My answer won't be complete, from lack of time and resources, but I still wanted to share some interesting aspects here that could be helpful.
The difficulty in aswering this question revolves around the complex and irregular shapes involved here. Also, finding a "best-fit" ellipse for comparison is not as easy as it seems, because it depends on what and how you want to model. The actual shape of the equator is rather complex and irregular. Generally speaking, it is pretty much circular, but indeed topography and the geoid complicate matters. The Earth's movement in the solar system is not a perfect ellipse either, because of the gravitational interactions with other celestial bodies.

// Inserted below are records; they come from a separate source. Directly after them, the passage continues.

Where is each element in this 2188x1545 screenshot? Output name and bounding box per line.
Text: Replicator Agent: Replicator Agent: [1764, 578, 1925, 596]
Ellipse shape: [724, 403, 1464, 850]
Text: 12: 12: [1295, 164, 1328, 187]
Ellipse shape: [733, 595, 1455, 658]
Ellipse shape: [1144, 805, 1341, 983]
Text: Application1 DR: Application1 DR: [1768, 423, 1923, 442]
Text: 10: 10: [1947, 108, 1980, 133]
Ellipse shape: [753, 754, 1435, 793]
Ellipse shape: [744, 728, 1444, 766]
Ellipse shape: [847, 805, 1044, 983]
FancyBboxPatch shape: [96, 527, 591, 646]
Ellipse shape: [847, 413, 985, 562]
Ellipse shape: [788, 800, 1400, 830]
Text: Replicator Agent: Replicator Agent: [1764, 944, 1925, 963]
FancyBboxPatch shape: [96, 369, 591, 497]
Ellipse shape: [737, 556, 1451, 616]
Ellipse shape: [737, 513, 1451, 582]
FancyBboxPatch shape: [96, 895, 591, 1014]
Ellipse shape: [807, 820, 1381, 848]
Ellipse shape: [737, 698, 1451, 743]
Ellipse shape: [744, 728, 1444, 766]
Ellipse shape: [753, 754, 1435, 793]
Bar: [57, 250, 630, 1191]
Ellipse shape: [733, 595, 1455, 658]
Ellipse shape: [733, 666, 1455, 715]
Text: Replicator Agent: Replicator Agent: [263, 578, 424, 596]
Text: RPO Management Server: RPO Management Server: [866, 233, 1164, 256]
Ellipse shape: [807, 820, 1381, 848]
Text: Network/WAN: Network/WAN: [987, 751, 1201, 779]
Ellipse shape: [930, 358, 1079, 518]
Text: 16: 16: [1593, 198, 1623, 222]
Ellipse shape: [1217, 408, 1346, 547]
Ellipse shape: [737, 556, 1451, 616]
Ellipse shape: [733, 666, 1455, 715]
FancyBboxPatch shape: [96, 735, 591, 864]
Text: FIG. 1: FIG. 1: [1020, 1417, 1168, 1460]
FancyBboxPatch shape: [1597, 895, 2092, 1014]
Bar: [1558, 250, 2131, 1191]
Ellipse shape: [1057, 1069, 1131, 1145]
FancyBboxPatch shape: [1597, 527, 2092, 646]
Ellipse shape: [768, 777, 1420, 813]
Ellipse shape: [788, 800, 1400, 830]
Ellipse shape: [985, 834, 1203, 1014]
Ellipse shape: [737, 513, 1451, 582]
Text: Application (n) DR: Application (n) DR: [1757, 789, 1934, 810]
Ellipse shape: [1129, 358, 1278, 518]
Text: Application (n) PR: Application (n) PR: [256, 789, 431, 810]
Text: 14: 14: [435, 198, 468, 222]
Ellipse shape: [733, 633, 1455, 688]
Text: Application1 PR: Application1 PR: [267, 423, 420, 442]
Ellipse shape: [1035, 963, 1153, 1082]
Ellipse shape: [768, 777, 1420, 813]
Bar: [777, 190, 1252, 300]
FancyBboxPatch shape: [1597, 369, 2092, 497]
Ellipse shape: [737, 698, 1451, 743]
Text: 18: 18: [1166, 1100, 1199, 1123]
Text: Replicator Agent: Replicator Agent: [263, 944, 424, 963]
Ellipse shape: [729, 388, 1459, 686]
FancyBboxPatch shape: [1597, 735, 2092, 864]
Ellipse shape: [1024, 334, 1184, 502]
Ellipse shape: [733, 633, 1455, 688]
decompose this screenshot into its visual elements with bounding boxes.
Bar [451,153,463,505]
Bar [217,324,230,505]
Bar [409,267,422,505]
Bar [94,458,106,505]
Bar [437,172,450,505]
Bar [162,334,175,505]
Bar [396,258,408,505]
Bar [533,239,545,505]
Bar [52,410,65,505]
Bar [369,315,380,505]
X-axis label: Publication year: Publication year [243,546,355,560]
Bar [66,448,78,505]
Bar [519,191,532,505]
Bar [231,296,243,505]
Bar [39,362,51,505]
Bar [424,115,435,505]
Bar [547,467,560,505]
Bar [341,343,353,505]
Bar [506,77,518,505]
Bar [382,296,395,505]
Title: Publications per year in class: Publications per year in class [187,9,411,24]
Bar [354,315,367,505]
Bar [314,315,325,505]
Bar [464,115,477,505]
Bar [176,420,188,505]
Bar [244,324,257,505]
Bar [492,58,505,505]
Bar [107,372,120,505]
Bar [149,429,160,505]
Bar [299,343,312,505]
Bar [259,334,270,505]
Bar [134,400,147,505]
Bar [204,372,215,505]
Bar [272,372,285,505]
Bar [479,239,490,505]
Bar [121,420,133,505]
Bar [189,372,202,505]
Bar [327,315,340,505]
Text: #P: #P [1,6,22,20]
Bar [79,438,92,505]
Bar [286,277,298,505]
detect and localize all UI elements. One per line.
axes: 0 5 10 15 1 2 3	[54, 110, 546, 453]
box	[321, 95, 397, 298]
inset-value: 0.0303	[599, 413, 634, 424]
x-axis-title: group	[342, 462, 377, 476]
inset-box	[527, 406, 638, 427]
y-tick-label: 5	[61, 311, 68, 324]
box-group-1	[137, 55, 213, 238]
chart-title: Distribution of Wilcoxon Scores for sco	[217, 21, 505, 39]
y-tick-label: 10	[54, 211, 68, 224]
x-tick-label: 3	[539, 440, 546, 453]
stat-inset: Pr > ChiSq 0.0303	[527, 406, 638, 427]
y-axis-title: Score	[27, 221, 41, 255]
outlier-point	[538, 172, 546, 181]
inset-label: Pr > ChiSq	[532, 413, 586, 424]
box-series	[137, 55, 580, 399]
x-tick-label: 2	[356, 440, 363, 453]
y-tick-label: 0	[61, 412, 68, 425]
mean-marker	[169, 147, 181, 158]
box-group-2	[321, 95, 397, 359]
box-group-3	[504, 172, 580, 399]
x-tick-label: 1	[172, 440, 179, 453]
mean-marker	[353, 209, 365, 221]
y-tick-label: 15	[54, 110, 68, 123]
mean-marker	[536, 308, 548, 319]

Let's review the different irregularities involved here.
The Earth is usually modeled as an ellipsoid of revolution (oblate spheroid), and the equator as a circle. A good example of that is the WGS 1984 geodetic reference system used by the Global Satellite Navigation System. Of course, the equator is not a perfect circle, it has irregularities mainly because of topography, and even sea level itself is a little irregular too. We can approximate sea level with a geoid, for example, here is a map of the EGM2008, a geoid used with WGS 1984 to transform ellipsoidal heights to geoid heights:
Basically, this map shows the height of the geoid (the idealized sea level without the effects of tides and currents) with respect to the WGS84 reference ellipsoid of revolution (semi-major axis 6,378,137 m, semi-minor axis 6,356,752.314 m). The differences are mostly less than 100 meters, and are caused by the irregular distribution of mass inside the Earth itself.
Now, some studies show that the Earth's shape could be slightly better modeled by a triaxial ellipsoid, and one could try to model the equator as an ellipse, and the Earth as a triaxial ellipsoid, however, even with a best-fit triaxial, we would still need geoid corrections for the irregular mean sea level, let alone topography, and geodetic computations would be more complex on a triaxial. Other funny models and names have come up over time, like a pear-shaped (because of a slight bulge in mid southern latitudes) model as a best-fit shape. But if you look at the map above, good luck visually finding the pear shape in there, or other mathematically modelizable aspects of these bumps. We are talking about very subtle differences here, that do not necessarily need to be taken into account for most purposes when describing the general shape of the Earth.
So depending on how you consider the shape of the equator (i.e. by topography and ocean floor, or sea level) you will arrive at a shape that is mostly circular with irregular bumps along the way. There is no authoritative agreement that I know of about an eccentricity of the equator. For instance, This study proposes a flattening of about 70 meters for the equator's ellipse, This article on Encyclopaedia Britannica proposes 80 meters.
For the Earth's orbit, for the sake of this comparison, we can use an best-fit ellipse of 149.598 million km by 149.577 million km. Of course, that is only a idealized ellipse, the real movement of the Earth in the Solar System is more complex.
Finally, say we scale down and superimpose the Earth's orbit's ellipse on the equator to compare. The eccentricity of the Earth's orbit is 0.0167, the semi-major axis is 149.598 million km and semi-minor axis is 149.577 million km. Scaled down by a factor of 23,455 to the equator's size, this corresponds to a difference of about 900 meters in both orbit axes. So I think we can agree that a best-fit ellipse of sea level along the equator is more circular than the Earth's orbit.
However, topography-wise, there are bumps up to over 4,000 meters in the Andes, and the sea floor reaches 5000 meters below sea level in several places. So the "topographic surface" equator would, for one thing, definitely appear more bumpy than the Earth's orbit. Unfortunately, I haven't found a example or study showing what a best-fit ellipse of the equator (including topography and bathymetry) could look like, mainly because we tend to approximate sea level, not topography itself, but with more time, tools and data, it might be possible to work out the answer with a "topographic best-fit" ellipse.